UPDATE a
SET a.name=b.NAME
FROM tblaA a INNER JOIN tblB b
ON a.ID=b.ID
ID is PK, UNIQUE CLUSTERED INDEX in both tables.
This update takes 15 seconds(36000 rows)
IF I execute the same update just with RIGHT JOIN:
UPDATE a
SET a.name=b.NAME
FROM tblaA a RIGHT JOIN tblB b
ON a.ID=b.ID WHERE a.ID is not NULL
I get the same update just that it takes 10 seconds.

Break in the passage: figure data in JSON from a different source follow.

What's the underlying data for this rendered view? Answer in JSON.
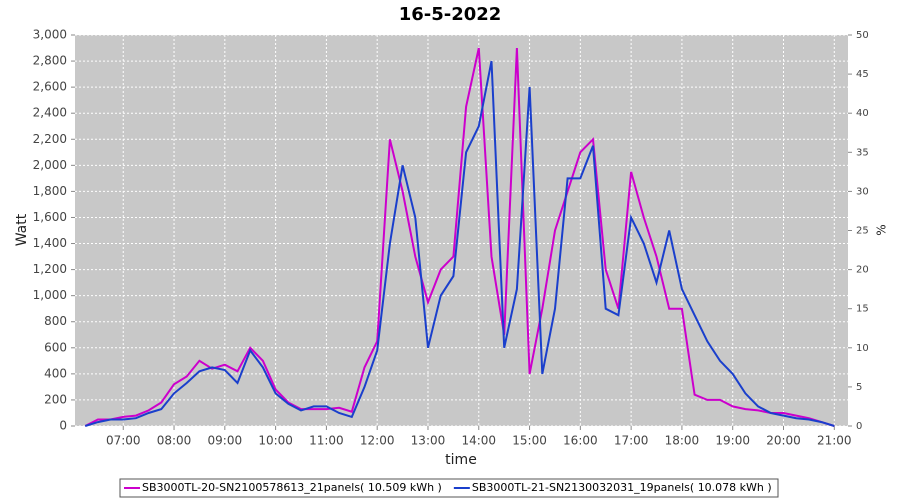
{
  "chart_data": {
    "type": "line",
    "title": "16-5-2022",
    "x_label": "time",
    "y_label": "Watt",
    "y2_label": "%",
    "x": [
      6.25,
      6.5,
      6.75,
      7.0,
      7.25,
      7.5,
      7.75,
      8.0,
      8.25,
      8.5,
      8.75,
      9.0,
      9.25,
      9.5,
      9.75,
      10.0,
      10.25,
      10.5,
      10.75,
      11.0,
      11.25,
      11.5,
      11.75,
      12.0,
      12.25,
      12.5,
      12.75,
      13.0,
      13.25,
      13.5,
      13.75,
      14.0,
      14.25,
      14.5,
      14.75,
      15.0,
      15.25,
      15.5,
      15.75,
      16.0,
      16.25,
      16.5,
      16.75,
      17.0,
      17.25,
      17.5,
      17.75,
      18.0,
      18.25,
      18.5,
      18.75,
      19.0,
      19.25,
      19.5,
      19.75,
      20.0,
      20.25,
      20.5,
      20.75,
      21.0
    ],
    "series": [
      {
        "name": "SB3000TL-20-SN2100578613_21panels( 10.509 kWh )",
        "color": "#cc00cc",
        "values": [
          0,
          50,
          50,
          70,
          80,
          120,
          180,
          320,
          380,
          500,
          440,
          470,
          420,
          600,
          500,
          280,
          180,
          130,
          130,
          130,
          140,
          110,
          450,
          650,
          2200,
          1800,
          1300,
          950,
          1200,
          1300,
          2450,
          2900,
          1300,
          700,
          2900,
          400,
          900,
          1500,
          1800,
          2100,
          2200,
          1200,
          900,
          1950,
          1600,
          1300,
          900,
          900,
          240,
          200,
          200,
          150,
          130,
          120,
          100,
          100,
          80,
          60,
          30,
          0
        ]
      },
      {
        "name": "SB3000TL-21-SN2130032031_19panels( 10.078 kWh )",
        "color": "#1a3fcc",
        "values": [
          0,
          30,
          50,
          50,
          60,
          100,
          130,
          250,
          330,
          420,
          450,
          430,
          330,
          580,
          450,
          250,
          170,
          120,
          150,
          150,
          100,
          70,
          300,
          580,
          1400,
          2000,
          1600,
          600,
          1000,
          1150,
          2100,
          2300,
          2800,
          600,
          1050,
          2600,
          400,
          900,
          1900,
          1900,
          2150,
          900,
          850,
          1600,
          1400,
          1100,
          1500,
          1050,
          850,
          650,
          500,
          400,
          250,
          150,
          100,
          80,
          60,
          50,
          30,
          0
        ]
      }
    ],
    "xlim": [
      6.05,
      21.27
    ],
    "xticks": [
      {
        "value": 7,
        "label": "07:00"
      },
      {
        "value": 8,
        "label": "08:00"
      },
      {
        "value": 9,
        "label": "09:00"
      },
      {
        "value": 10,
        "label": "10:00"
      },
      {
        "value": 11,
        "label": "11:00"
      },
      {
        "value": 12,
        "label": "12:00"
      },
      {
        "value": 13,
        "label": "13:00"
      },
      {
        "value": 14,
        "label": "14:00"
      },
      {
        "value": 15,
        "label": "15:00"
      },
      {
        "value": 16,
        "label": "16:00"
      },
      {
        "value": 17,
        "label": "17:00"
      },
      {
        "value": 18,
        "label": "18:00"
      },
      {
        "value": 19,
        "label": "19:00"
      },
      {
        "value": 20,
        "label": "20:00"
      },
      {
        "value": 21,
        "label": "21:00"
      }
    ],
    "ylim": [
      0,
      3000
    ],
    "yticks": [
      0,
      200,
      400,
      600,
      800,
      {
        "value": 1000,
        "label": "1,000"
      },
      {
        "value": 1200,
        "label": "1,200"
      },
      {
        "value": 1400,
        "label": "1,400"
      },
      {
        "value": 1600,
        "label": "1,600"
      },
      {
        "value": 1800,
        "label": "1,800"
      },
      {
        "value": 2000,
        "label": "2,000"
      },
      {
        "value": 2200,
        "label": "2,200"
      },
      {
        "value": 2400,
        "label": "2,400"
      },
      {
        "value": 2600,
        "label": "2,600"
      },
      {
        "value": 2800,
        "label": "2,800"
      },
      {
        "value": 3000,
        "label": "3,000"
      }
    ],
    "y2lim": [
      0,
      50
    ],
    "y2ticks": [
      0,
      5,
      10,
      15,
      20,
      25,
      30,
      35,
      40,
      45,
      50
    ],
    "grid": true
  }
}
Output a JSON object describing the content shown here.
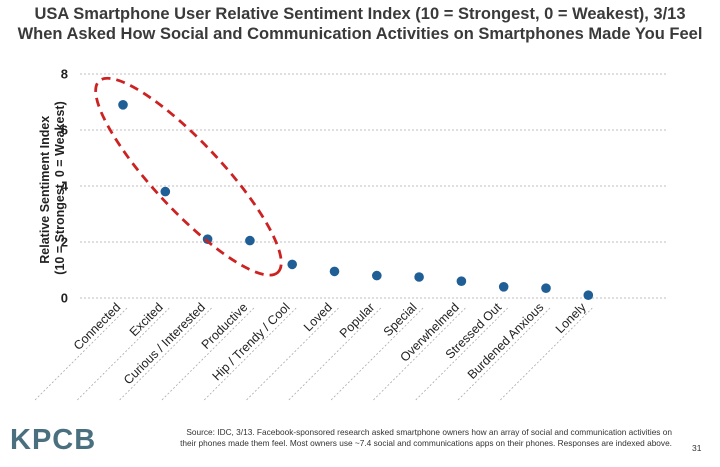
{
  "title_line1": "USA Smartphone User Relative Sentiment Index (10 = Strongest, 0 = Weakest), 3/13",
  "title_line2": "When Asked How Social and Communication Activities on Smartphones Made You Feel",
  "logo": "KPCB",
  "source": "Source: IDC, 3/13. Facebook-sponsored research asked smartphone owners how an array of social and communication activities on their phones made them feel. Most owners use ~7.4 social and communications apps on their phones. Responses are indexed above.",
  "page_number": "31",
  "chart_data": {
    "type": "scatter",
    "ylabel_line1": "Relative Sentiment Index",
    "ylabel_line2": "(10 = Strongest, 0 = Weakest)",
    "categories": [
      "Connected",
      "Excited",
      "Curious / Interested",
      "Productive",
      "Hip / Trendy / Cool",
      "Loved",
      "Popular",
      "Special",
      "Overwhelmed",
      "Stressed Out",
      "Burdened Anxious",
      "Lonely"
    ],
    "values": [
      6.9,
      3.8,
      2.1,
      2.05,
      1.2,
      0.95,
      0.8,
      0.75,
      0.6,
      0.4,
      0.35,
      0.1
    ],
    "ylim": [
      0,
      8
    ],
    "yticks": [
      0,
      2,
      4,
      6,
      8
    ],
    "grid": true,
    "legend": "none",
    "highlight": {
      "shape": "dashed-ellipse",
      "categories": [
        "Connected",
        "Excited",
        "Curious / Interested",
        "Productive"
      ],
      "color": "#cc2222"
    },
    "marker_color": "#1f5f96",
    "grid_color": "#aaaaaa"
  }
}
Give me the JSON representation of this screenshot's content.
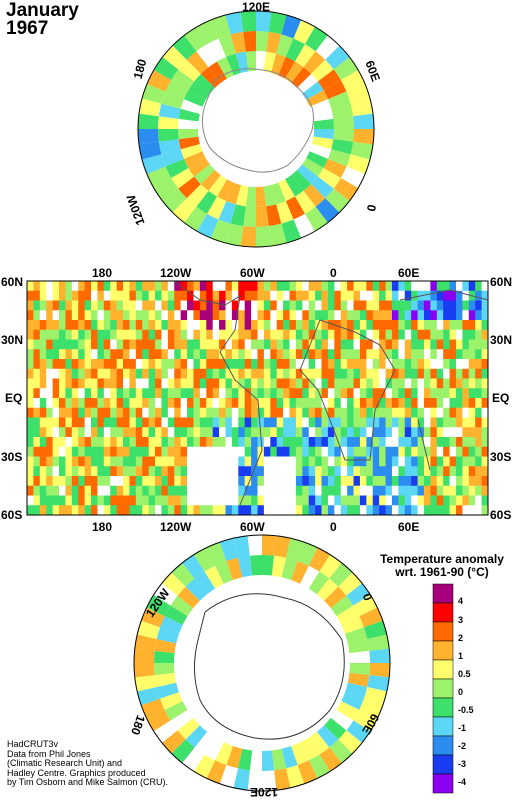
{
  "title": {
    "month": "January",
    "year": "1967"
  },
  "map": {
    "top_labels": [
      "180",
      "120W",
      "60W",
      "0",
      "60E"
    ],
    "bottom_labels": [
      "180",
      "120W",
      "60W",
      "0",
      "60E"
    ],
    "left_labels": [
      "60N",
      "30N",
      "EQ",
      "30S",
      "60S"
    ],
    "right_labels": [
      "60N",
      "30N",
      "EQ",
      "30S",
      "60S"
    ]
  },
  "north_polar": {
    "labels": [
      "120E",
      "60E",
      "0",
      "120W",
      "180"
    ]
  },
  "south_polar": {
    "labels": [
      "120W",
      "0",
      "60E",
      "180",
      "120E"
    ]
  },
  "legend": {
    "title_line1": "Temperature anomaly",
    "title_line2": "wrt. 1961-90  (°C)",
    "labels": [
      "4",
      "3",
      "2",
      "1",
      "0.5",
      "0",
      "-0.5",
      "-1",
      "-2",
      "-3",
      "-4"
    ],
    "colors": [
      "#a8007a",
      "#ff0000",
      "#ff6a00",
      "#ffb22e",
      "#ffff6b",
      "#9cf26b",
      "#3ce06a",
      "#5cd6f5",
      "#2b8df0",
      "#1a3cf0",
      "#8a00f0"
    ]
  },
  "credits": {
    "line1": "HadCRUT3v",
    "line2": "Data from Phil Jones",
    "line3": "(Climatic Research Unit) and",
    "line4": "Hadley Centre.  Graphics produced",
    "line5": "by Tim Osborn and Mike Salmon (CRU)."
  }
}
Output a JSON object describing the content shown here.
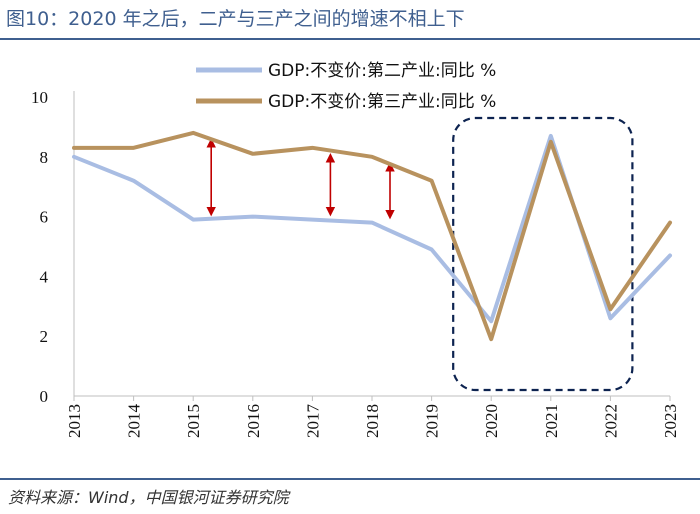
{
  "title": "图10：2020 年之后，二产与三产之间的增速不相上下",
  "source": "资料来源：Wind，中国银河证券研究院",
  "chart_data": {
    "type": "line",
    "categories": [
      "2013",
      "2014",
      "2015",
      "2016",
      "2017",
      "2018",
      "2019",
      "2020",
      "2021",
      "2022",
      "2023"
    ],
    "series": [
      {
        "name": "GDP:不变价:第二产业:同比 %",
        "color": "#a9bde3",
        "values": [
          8.0,
          7.2,
          5.9,
          6.0,
          5.9,
          5.8,
          4.9,
          2.5,
          8.7,
          2.6,
          4.7
        ]
      },
      {
        "name": "GDP:不变价:第三产业:同比 %",
        "color": "#b8925e",
        "values": [
          8.3,
          8.3,
          8.8,
          8.1,
          8.3,
          8.0,
          7.2,
          1.9,
          8.5,
          2.9,
          5.8
        ]
      }
    ],
    "yticks": [
      "0",
      "2",
      "4",
      "6",
      "8",
      "10"
    ],
    "ylim": [
      0,
      10
    ],
    "legend": "top-center",
    "annotations": {
      "gap_arrows_at": [
        "2015",
        "2017",
        "2018"
      ],
      "arrow_color": "#c00000",
      "highlight_box_over": [
        "2020",
        "2021",
        "2022"
      ],
      "box_color": "#0d2350"
    }
  }
}
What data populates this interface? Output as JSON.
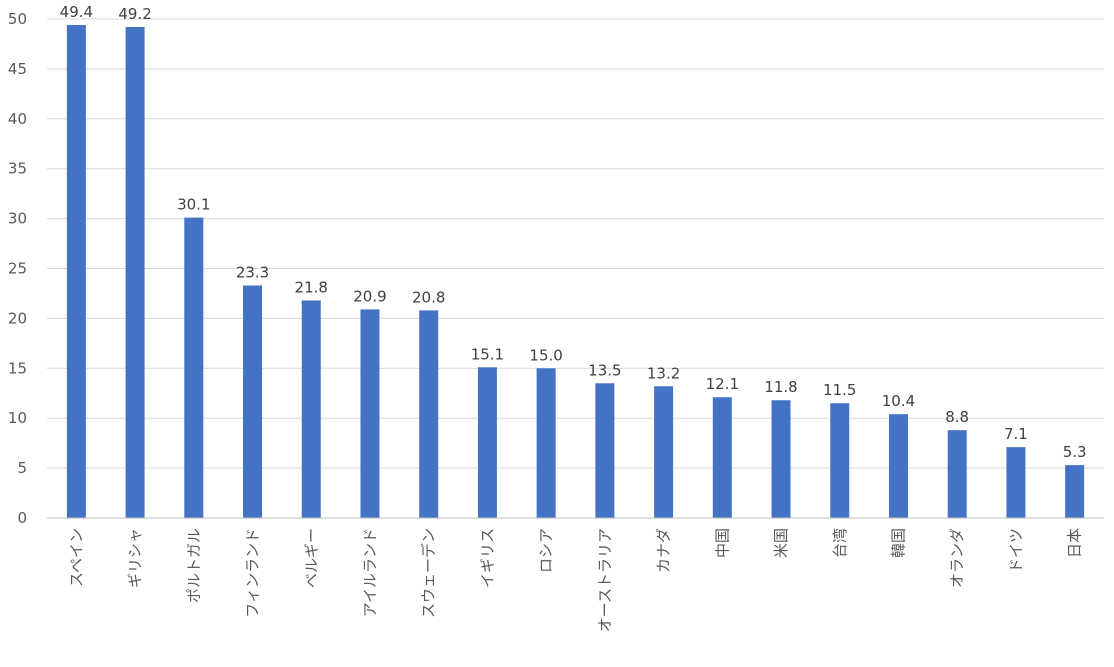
{
  "chart_data": {
    "type": "bar",
    "categories": [
      "スペイン",
      "ギリシャ",
      "ポルトガル",
      "フィンランド",
      "ベルギー",
      "アイルランド",
      "スウェーデン",
      "イギリス",
      "ロシア",
      "オーストラリア",
      "カナダ",
      "中国",
      "米国",
      "台湾",
      "韓国",
      "オランダ",
      "ドイツ",
      "日本"
    ],
    "values": [
      49.4,
      49.2,
      30.1,
      23.3,
      21.8,
      20.9,
      20.8,
      15.1,
      15.0,
      13.5,
      13.2,
      12.1,
      11.8,
      11.5,
      10.4,
      8.8,
      7.1,
      5.3
    ],
    "value_labels": [
      "49.4",
      "49.2",
      "30.1",
      "23.3",
      "21.8",
      "20.9",
      "20.8",
      "15.1",
      "15.0",
      "13.5",
      "13.2",
      "12.1",
      "11.8",
      "11.5",
      "10.4",
      "8.8",
      "7.1",
      "5.3"
    ],
    "ylim": [
      0,
      50
    ],
    "yticks": [
      "0",
      "5",
      "10",
      "15",
      "20",
      "25",
      "30",
      "35",
      "40",
      "45",
      "50"
    ],
    "title": "",
    "xlabel": "",
    "ylabel": "",
    "grid": true,
    "legend": "none",
    "bar_color": "#4472c4",
    "grid_color": "#d9d9d9",
    "label_color": "#595959"
  }
}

Why is the second one for 5 seconds (30%) faster than the first one? No
logic to me.
Is there some faster way to execute this query?
Thank you,
Simon
If you did this as two consecutive queries, you had data in cache the
second time, which can explain why it went faster.
Or does this happen every time when you alternate between the queries?
Have you looked at the query plans to see if they are identical?
--
Erland Sommarskog, SQL Server MVP, esq...@sommarskog.se
Books Online for SQL Server SP3 at
http://www.microsoft.com/sql/techinfo/productdoc/2000/books.asp
I haven't look at query plans,and unfortunatelly, I don't have server here
at the moment to tell you something more about query plan.
Any idea or experience from the past?
Any better way to speed up the execution?
Thank you,
Simon
"Erland Sommarskog" <esq...@sommarskog.se> wrote in message
news:Xns96D76410A...@127.0.0.1...
SQL Server has to scan one of the tables, and the different joins can
lead to different choices of which table to join, and which join
strategy.
> Any idea or experience from the past?
>
> Any better way to speed up the execution?
A non-clustered index on (ID, NAME) on both tables could help.